Notificata la sentenza in forma esecutiva il 26.5.2023, la parte inviava i conteggi aggiornati il 22.10.2024, senza riscontro. Esperito senza esito il pignoramento presso terzi, la ricorrente proponeva ricorso per ottemperanza dinanzi al TAR, chiedendo l’ordine di pagamento di € 2.918,24 e, se necessario, la nomina di un commissario ad acta. L’Amministrazione non si costituiva.
La Motivazione della Corte
Il Collegio ha preliminarmente dichiarato la correttezza dell’incardinamento del giudizio dinanzi a sé, ai sensi dell’art. 113, comma 2, cod. proc. amm., rilevando che il ricorso era stato regolarmente notificato presso l’ufficio dell’Avvocatura dello Stato, secondo l’art. 11, comma 1, R.D. n. 1611/1933, come modificato dalla legge n. 260/1958.
La sentenza del giudice ordinario risultava certificata come passata in giudicato, nel rispetto dell’art. 112, comma 2, lett. c), cod. proc. amm., e previamente notificata in forma esecutiva all’Amministrazione tenuta a eseguirla. Il ricorso è stato pertanto ritenuto procedibile, essendo decorso il termine dilatorio di cui all’art. 14, comma 1, D.L. n. 669/1996, convertito in legge n. 30/1997.

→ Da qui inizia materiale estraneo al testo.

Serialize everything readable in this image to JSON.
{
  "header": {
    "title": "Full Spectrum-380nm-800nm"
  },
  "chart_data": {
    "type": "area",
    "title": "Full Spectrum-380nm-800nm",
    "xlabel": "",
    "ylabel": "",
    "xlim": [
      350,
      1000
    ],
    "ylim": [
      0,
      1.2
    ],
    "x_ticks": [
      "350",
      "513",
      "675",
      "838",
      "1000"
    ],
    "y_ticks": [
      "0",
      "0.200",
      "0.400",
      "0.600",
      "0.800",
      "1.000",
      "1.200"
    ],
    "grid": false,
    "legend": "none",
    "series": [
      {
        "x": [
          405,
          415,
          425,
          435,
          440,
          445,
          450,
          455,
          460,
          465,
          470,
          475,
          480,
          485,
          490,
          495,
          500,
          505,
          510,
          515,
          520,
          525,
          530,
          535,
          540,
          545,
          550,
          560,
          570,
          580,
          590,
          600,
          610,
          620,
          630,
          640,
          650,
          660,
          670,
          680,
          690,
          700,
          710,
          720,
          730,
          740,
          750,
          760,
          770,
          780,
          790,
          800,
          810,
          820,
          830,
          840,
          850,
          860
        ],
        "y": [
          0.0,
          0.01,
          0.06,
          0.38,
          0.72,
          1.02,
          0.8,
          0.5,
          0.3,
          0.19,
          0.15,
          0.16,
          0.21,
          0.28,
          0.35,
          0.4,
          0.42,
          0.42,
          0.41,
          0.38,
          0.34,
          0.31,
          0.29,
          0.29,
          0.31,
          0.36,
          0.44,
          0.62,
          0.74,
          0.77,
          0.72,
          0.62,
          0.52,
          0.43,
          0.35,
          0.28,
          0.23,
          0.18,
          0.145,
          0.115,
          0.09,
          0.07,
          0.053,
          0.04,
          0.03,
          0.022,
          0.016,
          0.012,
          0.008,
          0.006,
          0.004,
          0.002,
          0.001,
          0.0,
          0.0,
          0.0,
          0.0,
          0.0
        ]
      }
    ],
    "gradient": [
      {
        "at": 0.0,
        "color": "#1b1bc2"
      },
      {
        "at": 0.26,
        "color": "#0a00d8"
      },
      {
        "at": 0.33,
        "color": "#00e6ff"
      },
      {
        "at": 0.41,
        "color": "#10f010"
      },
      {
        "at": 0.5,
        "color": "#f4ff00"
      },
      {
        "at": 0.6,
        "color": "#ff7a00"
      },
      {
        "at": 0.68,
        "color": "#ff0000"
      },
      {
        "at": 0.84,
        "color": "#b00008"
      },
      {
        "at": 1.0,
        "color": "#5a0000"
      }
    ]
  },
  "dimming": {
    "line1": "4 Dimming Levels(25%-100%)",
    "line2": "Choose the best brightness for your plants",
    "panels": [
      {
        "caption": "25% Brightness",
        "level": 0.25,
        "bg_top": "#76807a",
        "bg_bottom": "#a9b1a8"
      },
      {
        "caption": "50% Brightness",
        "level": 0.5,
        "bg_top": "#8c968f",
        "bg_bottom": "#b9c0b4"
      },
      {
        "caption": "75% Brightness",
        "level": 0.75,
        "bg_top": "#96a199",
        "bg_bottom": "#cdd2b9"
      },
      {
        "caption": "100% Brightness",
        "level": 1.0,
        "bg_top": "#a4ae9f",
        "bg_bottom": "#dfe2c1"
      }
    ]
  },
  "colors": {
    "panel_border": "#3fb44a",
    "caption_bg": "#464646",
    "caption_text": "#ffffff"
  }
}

Sulla base della documentazione non contrastata, l’inadempimento è stato accertato. La domanda è stata accolta, ordinando all’Amministrazione di dare piena e completa ottemperanza entro 45 giorni dalla notificazione o dalla comunicazione della sentenza, per la parte relativa alle spese di lite, nella misura richiesta di € 2.918,24.
Il Collegio ha poi affermato che su tale somma devono calcolarsi gli interessi legali, quali interessi corrispettivi ex art. 1282 cod. civ., dalla data di deposito della sentenza (7.2.2023) e fino al soddisfo, da intendersi come data di emissione del mandato di pagamento. A sostegno richiama il principio per cui il credito per spese di lite è liquido ed esigibile e produce interessi di pieno diritto, citando Cass. civ., sez. VI, n. 17437 del 4 luglio 2018.
Infine, il TAR ha riservato, su eventuale istanza di parte, la nomina di un commissario ad acta in caso di perdurante inadempimento, e ha posto le spese del giudizio a carico dell’Amministrazione soccombente, liquidandole in € 1.000,00 per compensi.